As filed, Brown's bill also would ban the board from directing how a physician practices or prescribes so-called “non-therapeutic,” or off-label, drugs and treatments — so long as the patient isn’t in danger. Brown said the prescription provision, as well as several other controversial ones, will be removed altogether to meet his colleagues’ concerns.

Health care observers say the bill mirrors the very public concerns of its biggest proponent, Hotze, who has built a lucrative practice in suburban Houston around nontraditional therapies and treatments for allergies, thyroid problems and yeast infections. He’s best known for promoting natural progesterone replacement therapy for women, a treatment the FDA has questioned the effectiveness of. He also has a daily health and wellness show that airs on Republican Sen. Dan Patrick’s Houston radio station, KSEV.

Hotze did not respond to requests for comment left with his office and with the political action committee he runs, Conservative Republicans of Texas.
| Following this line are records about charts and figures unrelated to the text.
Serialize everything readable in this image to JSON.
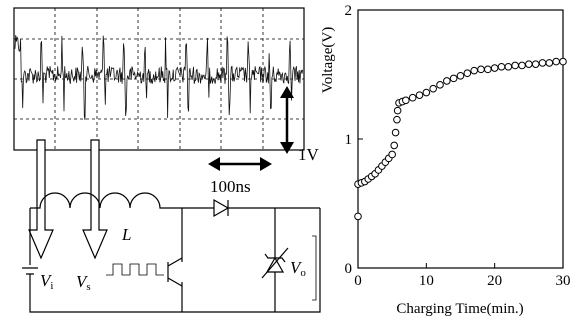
{
  "chart_data": {
    "type": "line",
    "y_label": "Voltage(V)",
    "x_label": "Charging Time(min.)",
    "x": [
      0,
      0,
      0.5,
      1,
      1.5,
      2,
      2.5,
      3,
      3.5,
      4,
      4.5,
      5,
      5.3,
      5.5,
      5.7,
      5.8,
      6,
      6.5,
      7,
      8,
      9,
      10,
      11,
      12,
      13,
      14,
      15,
      16,
      17,
      18,
      19,
      20,
      21,
      22,
      23,
      24,
      25,
      26,
      27,
      28,
      29,
      30
    ],
    "values": [
      0.4,
      0.65,
      0.66,
      0.67,
      0.69,
      0.71,
      0.73,
      0.76,
      0.79,
      0.82,
      0.85,
      0.88,
      0.95,
      1.05,
      1.15,
      1.22,
      1.28,
      1.29,
      1.3,
      1.32,
      1.34,
      1.36,
      1.39,
      1.42,
      1.45,
      1.47,
      1.49,
      1.51,
      1.53,
      1.54,
      1.54,
      1.55,
      1.56,
      1.56,
      1.57,
      1.57,
      1.58,
      1.58,
      1.59,
      1.59,
      1.6,
      1.6
    ],
    "color": "#000000",
    "marker": "open-circle",
    "xlim": [
      0,
      30
    ],
    "xticks": [
      0,
      10,
      20,
      30
    ],
    "ylim": [
      0,
      2
    ],
    "yticks": [
      0,
      1,
      2
    ]
  },
  "diagram": {
    "scope_volt_scale": "1V",
    "scope_time_scale": "100ns",
    "inductor": "L",
    "input_voltage": {
      "main": "V",
      "sub": "i"
    },
    "switch_voltage": {
      "main": "V",
      "sub": "s"
    },
    "output_voltage": {
      "main": "V",
      "sub": "o"
    }
  }
}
Hotze contributed at least $60,000 personally and at least $640,000 via his PAC to GOP House and Senate candidates in the last election cycle (Brown received less than $2,000). In testimony before the House Public Health Committee last month, Hotze espoused the merits of alternative therapies, as well as the off-label prescribing that led the public to discover what else the medications now known as Rogaine and Viagra — both originally intended to treat high blood pressure — could be used for. “Our opponents have said this is all about snake oil. What they mean is these doctors use natural approaches to health,” Hotze testified. “This is a turf war between conventional medicine and alternative natural approaches to health."

Hotze told lawmakers of his own experience several years ago when he wrote a book called “Hormones, Health and Happiness: A Natural Medical Formula for Rediscovering Youth,” and then had three anonymous complaints filed against him. After a year and $100,000 in legal fees, he said, the complaints — which he believes were filed by jealous competitors — were dismissed. “Can you imagine if you had harassing and intimidating complaints and you had no idea who was filing them?” Hotze asked at the hearing, suggesting that many complaints are filed by insurance and pharmaceutical companies, disgruntled employees or even former spouses. “That’s the way a physician feels.”

Brown isn’t the only lawmaker pushing the legislation. He’s got 64 co-authors, 25 of whom also received support from Hotze or his PAC in the last election. One of them is Zedler, who received nearly $60,000 worth of web, phone and mailing services from Conservative Republicans of Texas. He’s not on the Public Health Committee but he attended last month’s hearing, drilling opponents of the measure with questions and offering his own observations about the Medical Board’s complaint process.

“You have treatment by this current Medical Board that is nothing less than harassment, nothing less than … deals where they’re being mistreated in a way that’s reminiscent of a third world country,” he said. “I wish they would take on the people who are really harming people.”